Assamese girl exposes bride market
CHANDIGARH: The arrest of three people involved in the sale of a 20-year-old Assamese girl to a 40-year-old man in Hisar has exposed a burgeoning trade in trafficking of women in parts of Haryana that's increasingly seeing the number of men desperate for wives go up by the day due to the skewed sex ratio.
Girls, mostly from Assam and other parts of the north-east, are being sold to waiting grooms for anything between Rs 50,000 to Rs 100,000, police told TOI on Tuesday. There are well-organized gangs operating in this rapidly lucrative “trade'', sources said, adding that rich bachelors don't mind shelling out more if the “quality'' of the bride is good.
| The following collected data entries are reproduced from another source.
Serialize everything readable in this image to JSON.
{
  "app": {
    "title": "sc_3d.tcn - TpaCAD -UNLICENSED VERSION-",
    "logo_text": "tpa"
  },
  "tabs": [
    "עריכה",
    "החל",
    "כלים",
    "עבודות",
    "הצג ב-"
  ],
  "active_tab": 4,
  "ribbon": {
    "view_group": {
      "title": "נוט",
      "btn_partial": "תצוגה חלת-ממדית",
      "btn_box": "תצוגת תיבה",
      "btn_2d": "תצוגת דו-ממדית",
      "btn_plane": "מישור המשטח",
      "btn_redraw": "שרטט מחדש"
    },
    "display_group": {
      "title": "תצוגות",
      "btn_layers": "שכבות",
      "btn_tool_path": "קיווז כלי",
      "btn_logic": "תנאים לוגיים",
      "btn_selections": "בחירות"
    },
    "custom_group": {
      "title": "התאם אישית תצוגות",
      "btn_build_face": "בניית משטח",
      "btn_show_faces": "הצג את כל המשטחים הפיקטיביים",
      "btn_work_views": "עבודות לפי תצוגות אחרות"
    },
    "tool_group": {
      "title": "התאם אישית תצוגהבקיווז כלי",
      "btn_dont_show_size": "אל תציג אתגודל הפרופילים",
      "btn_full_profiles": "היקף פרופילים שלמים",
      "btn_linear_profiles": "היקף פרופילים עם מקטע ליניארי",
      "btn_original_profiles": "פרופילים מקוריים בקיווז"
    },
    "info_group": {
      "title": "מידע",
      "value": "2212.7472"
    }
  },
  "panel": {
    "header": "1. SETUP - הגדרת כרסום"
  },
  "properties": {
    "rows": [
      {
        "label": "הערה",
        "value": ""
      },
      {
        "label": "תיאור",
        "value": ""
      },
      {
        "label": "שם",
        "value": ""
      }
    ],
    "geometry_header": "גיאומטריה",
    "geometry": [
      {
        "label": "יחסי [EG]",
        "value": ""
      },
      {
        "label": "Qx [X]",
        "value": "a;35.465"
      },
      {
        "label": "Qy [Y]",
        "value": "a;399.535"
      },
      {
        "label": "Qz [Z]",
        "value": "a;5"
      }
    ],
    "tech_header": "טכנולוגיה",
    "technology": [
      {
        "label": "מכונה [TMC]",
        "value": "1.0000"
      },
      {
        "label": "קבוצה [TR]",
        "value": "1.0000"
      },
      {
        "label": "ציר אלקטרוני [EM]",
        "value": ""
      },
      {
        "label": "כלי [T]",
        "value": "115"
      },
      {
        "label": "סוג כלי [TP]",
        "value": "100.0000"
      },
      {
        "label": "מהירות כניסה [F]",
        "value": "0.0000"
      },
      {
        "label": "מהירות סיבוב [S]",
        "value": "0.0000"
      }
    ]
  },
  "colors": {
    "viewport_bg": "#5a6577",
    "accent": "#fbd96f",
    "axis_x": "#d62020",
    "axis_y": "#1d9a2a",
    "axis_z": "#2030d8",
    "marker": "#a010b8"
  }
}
The matter came to light when the girl escaped from the clutches of Omar Ali and his wife Meena, who had sold her off to Baljeet Singh, a resident of Hisar district, to tell her tale to the police. All three have been arrested and charged with rape and kidnapping. The victim said there were seven other girls who had been brought along with her from Lakhimpur in Assam five months back. There is no trace of them yet.
Sources said a special “market'' has been running in Surya Nagar, Hisar, since the last year or so where buyers and sellers of women converge to strike quick deals. Hisar SSP Sibash Kabiraj confirmed the expose and said, “Such gangs sell girls from the north-east to the rich and old Haryanvis for lakhs. It's getting serious.''
In his defence, Baljeet Singh, a resident of Burre, said, “I waited for many years but no one came with an offer of marriage. My parents too are growing old day by day and the pressure to get married is immense. Five months back, I went to the bride market and bought the girl. I paid Rs 55,000 for her.''
It didn't matter to him that his “bride'' was pregnant at that time and already had a five-year-old daughter back home in Assam. The girl, who could escape from her forced marriage with Baljeet after five months of torturous existence, told the police she made good her escape on Monday and decided to brush off threats to spill the beans regarding the “dirty business''. Calling it a shameful trend, Shakuntla Jakhar, a Hisar-based leader of All India Democratic Women Association, said, “At the root of all this is female foeticide. Things can be tackled, albeit in the longer run, through a save-girl campaign.''
Incidentally, Haryanvi men too are falling victim to a reverse trend in which gangs arrange ‘wives' through fake marriages after training the girls to rob their husbands a few days into the marriage.